5. In Figures 6 and 12, we wanted to show the different distribution pattern of F-actin fibers in WT and mutant podocytes, so only qualitative data. We agree with your suggestion to provide inset photos showing the enlarged area for better visualization of the difference in F-actin distribution, which is mainly qualitative as reported in the results section on page 9, line 233-237: “Human podocytes and WT clones showed a pattern of F-actin filaments distributed as bundles of stress fibers along the cell axis, arranged neatly and unbranched, as visualized by fluorescence microscopy. In mutant clones, the orderly arranged stress fibers of the podocyte actin cytoskeleton were disrupted and a marked redistribution of F-actin fibers toward the periphery was observed”.

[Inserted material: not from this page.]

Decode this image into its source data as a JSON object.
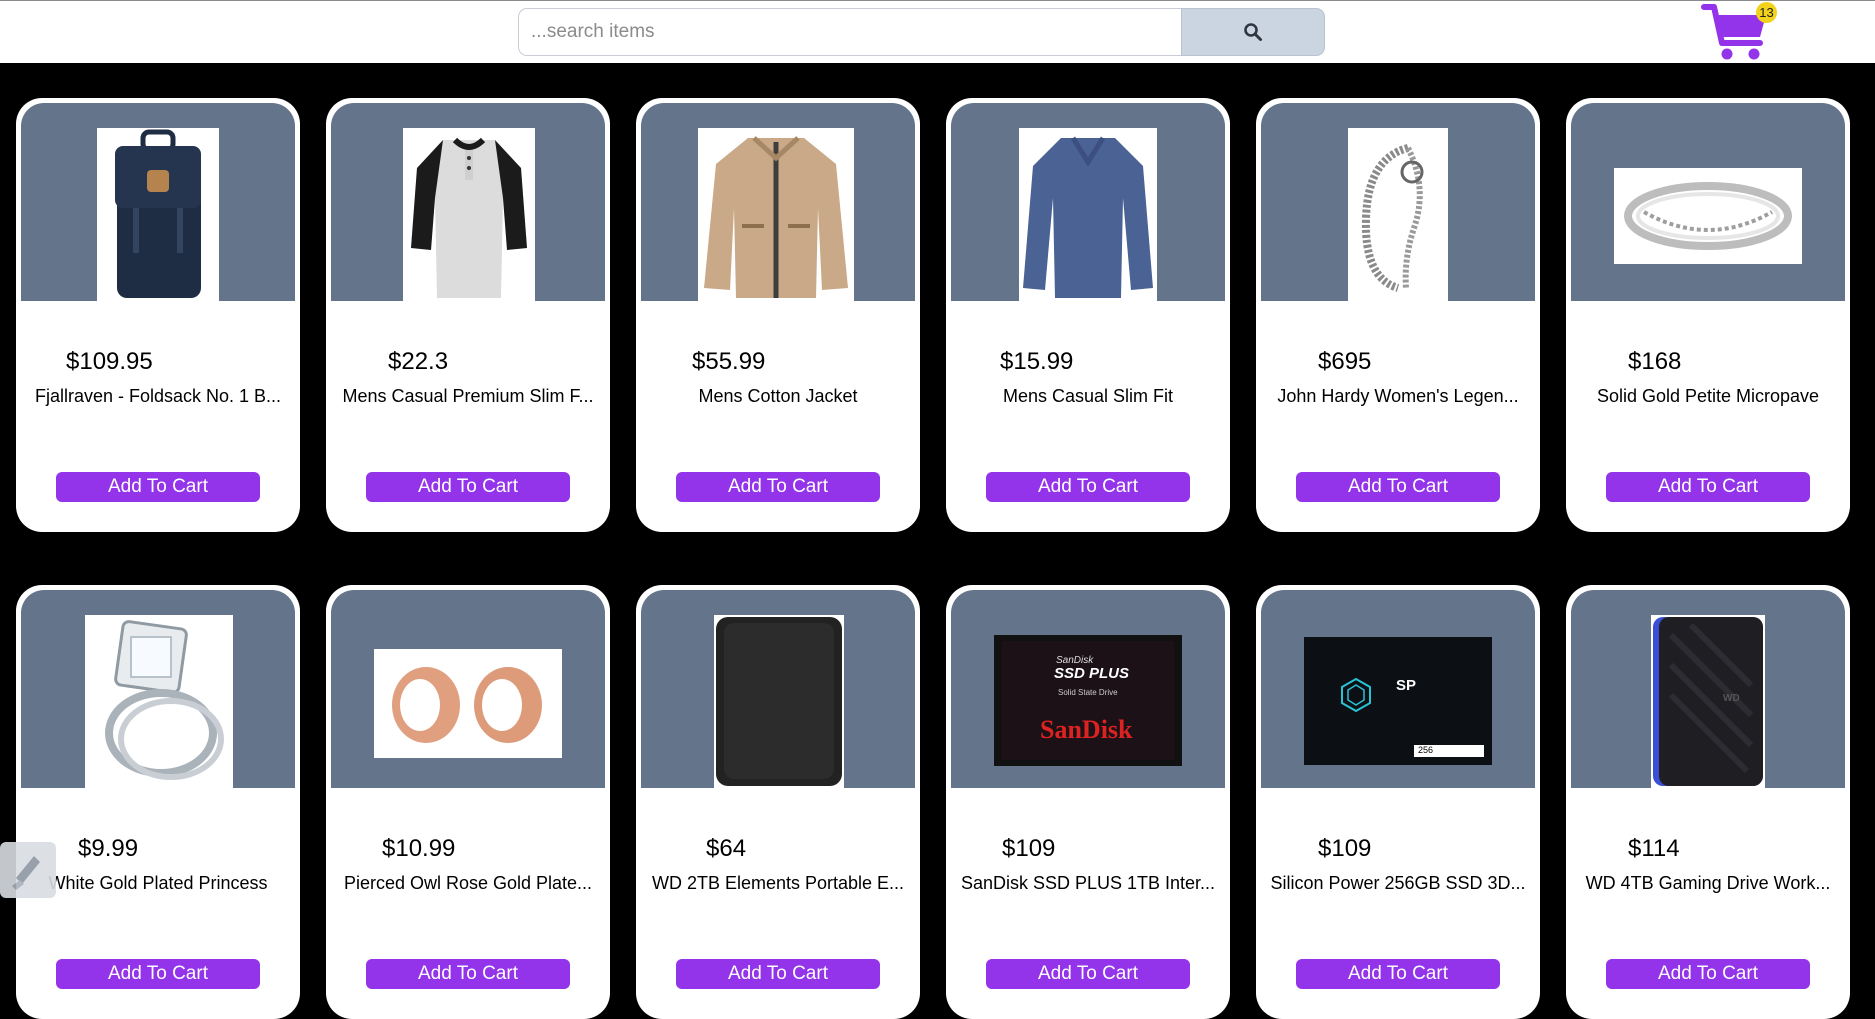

This type of qualitative analysis was conducted also by Morigi et al  (Morigi M, Buelli S, Angioletti S, Zanchi C, Longaretti L, Zoja C, Galbusera M, Gastoldi S, Mundel P, Remuzzi G, Benigni A. In response to protein load podocytes reorganize cytoskeleton and modulate endothelin-1 gene: implication for permselective dysfunction of chronic nephropathies. Am J Pathol. 2005 May;166(5):1309-20. doi: 10.1016/S0002-9440(10)62350-4.).

We agree with you that in somehow the redistribution of stress fibers toward the periphery could be interpreted as a decrease in actin expression, since the most of the cytoplasm turns out to be devoid of F-actin, so quantitative data could help us to understand whether there is also a decrease of F-actin expression in mutant clones.  Unfortunately, we cannot provide morphometric data on F-actin staining of clones.

For clarity, we have added the following to the paragraph “CLCN5 down regulation alters podocyte actin cytoskeleton” of the Results section (page 9, line 237-239): “The redistribution of stress fibers toward the periphery could also be interpreted as a decrease in actin expression, since the most of the cytoplasm turns out to be devoid of F-actin.”

Minor points

Because the most important information we derived from our experiments is that related to the level of protein expression, we planned to evaluate the effect of albumin on cell viability at 48 and 72 hours, the times at which the ICW experiments were performed. Therefore, we do not have a data set at 24 hours.

Round 2

Reviewer 1 Report

none

Reviewer 2 Report

In this version, the authors addressed several issues mentioned in the previous comments, or provided somehow reasonable explanations regarding the raised issues. I agree with the authors that at current stage, with these resources, there could still be technical challenges and imperfection in relevant analysis methodology in this type of studies, especially for the human samples from rare disease patients. Considering the overall merit of the manuscript and the fact that the authors have made several modifications to the previous version to address the previously mentioned issues, I recommend acceptance of the manuscript after minor revisions.